In 2017, her work — complex installations that investigate the relationship between drawings and three-dimensional objects — earned the prestigious Janet and Walter Sondheim Artscape Prize, a $25,000 award given annually to visual artists in the Greater Baltimore region.
Despite the honor, Cheng remains focused on her studio — a sizeable, open space in Baltimore’s Greektown that she shares with fellow Mount Royal alumnus, Jon Latiano ’12. It is there that she takes award-winning risks, an approach to artmaking she credits to her time at MICA.
“This whole idea of experimentation was a huge part of the philosophy of the Post-Bacc program and Mount Royal. Challenging what you do so that you actually are going into the unknown — for you — can create a lot more of an interesting experience both for yourself and for whoever is engaging with you,” she said.

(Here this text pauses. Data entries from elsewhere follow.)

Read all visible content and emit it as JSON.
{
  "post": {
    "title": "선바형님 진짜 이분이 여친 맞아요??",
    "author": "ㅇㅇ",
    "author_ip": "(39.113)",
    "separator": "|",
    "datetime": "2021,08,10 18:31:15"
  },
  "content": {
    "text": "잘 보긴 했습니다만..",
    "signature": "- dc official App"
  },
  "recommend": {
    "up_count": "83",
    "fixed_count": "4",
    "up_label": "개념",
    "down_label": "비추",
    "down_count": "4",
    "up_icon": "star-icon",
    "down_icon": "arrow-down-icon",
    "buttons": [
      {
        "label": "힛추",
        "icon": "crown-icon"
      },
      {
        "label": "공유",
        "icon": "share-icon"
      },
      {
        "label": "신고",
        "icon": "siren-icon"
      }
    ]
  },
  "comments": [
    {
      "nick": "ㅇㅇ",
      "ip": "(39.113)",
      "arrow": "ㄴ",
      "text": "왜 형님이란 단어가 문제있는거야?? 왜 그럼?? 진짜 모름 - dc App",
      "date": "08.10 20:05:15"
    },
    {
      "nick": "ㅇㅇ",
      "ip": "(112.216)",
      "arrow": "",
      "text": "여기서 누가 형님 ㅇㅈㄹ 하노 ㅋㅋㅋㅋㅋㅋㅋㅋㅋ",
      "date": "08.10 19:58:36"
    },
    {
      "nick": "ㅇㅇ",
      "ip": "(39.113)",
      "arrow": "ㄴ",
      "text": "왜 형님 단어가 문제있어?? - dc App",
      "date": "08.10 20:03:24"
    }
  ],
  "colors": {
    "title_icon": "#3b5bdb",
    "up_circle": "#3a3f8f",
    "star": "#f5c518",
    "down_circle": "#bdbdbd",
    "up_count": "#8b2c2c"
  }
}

Originally an English major at Mount Holyoke College in Massachusetts, Cheng switched her focus to painting during her sophomore year. She eventually shifted to drawing, and when she came to MICA for the Post-Baccalaureate in Fine Arts program, she continued her two-dimensional work.

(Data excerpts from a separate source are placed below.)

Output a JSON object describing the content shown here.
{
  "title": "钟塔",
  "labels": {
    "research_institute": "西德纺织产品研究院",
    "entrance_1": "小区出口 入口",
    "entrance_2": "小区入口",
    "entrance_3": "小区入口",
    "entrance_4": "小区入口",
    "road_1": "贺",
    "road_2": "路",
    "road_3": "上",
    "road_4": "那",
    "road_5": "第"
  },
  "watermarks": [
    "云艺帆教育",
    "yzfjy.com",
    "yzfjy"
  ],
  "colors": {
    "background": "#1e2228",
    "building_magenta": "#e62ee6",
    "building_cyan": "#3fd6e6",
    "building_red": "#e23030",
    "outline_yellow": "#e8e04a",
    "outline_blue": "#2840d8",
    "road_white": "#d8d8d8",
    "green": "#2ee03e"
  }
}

Exposure to visiting artists who had a similar ethos to Cheng but worked in different disciplines nudged her to experiment with more diverse media. She began working more with collage and cut paper. Faculty in both the Post-Bacc program and Mount Royal School of Art urged her to take more risks.
“So I did,” Cheng said. “It took a long time. It was really hard. There were a lot of tears and a lot of really hard critiques, but I had a breakthrough in Mount Royal when I was trying to prep for my thesis. Alice Aycock came into my studio and she thought my worktable was really interesting. All she wanted to talk about was my worktable and none of my drawings. So I looked at my worktable and asked, ‘Why can’t this be art?” I started doing dimensional drawings that sort of came off the wall, and that was the start of everything else. That was how the faculty really pushed me along.”
A native of Hong Kong, Cheng has lived all over the world — including Vancouver, Hawaii, Massachusetts, and now Baltimore. These places are an important part of Cheng’s artmaking. She noted, “I take a lot of references from the spaces I’ve inhabited. I use structures and forms in my work that reference what I’ve seen in Hong Kong. Same thing with Baltimore, same thing with Hawaii. I think the way you inhabit a space and what you take from that forms how you move through the world. That’s an element that is pretty fundamental in my practice.”
The most important aspect, however, remains the risks she takes in her studio.
“I’m working on pieces for a show in Portland [Or.], and I’m kind of just feeling it out,” she explained. “I just say, ‘I think this will work. I think this material is ok.’ Half the time — more than half the time — it fails. I’ll take that failure, something that happened functionally or aesthetically, and that will be the beginning point of another work that is totally and entirely germinated from that failure. That’s a really integral part of my practice, and because it happens so much, I’ve learned to make it really productive. That’s how you build your expertise.”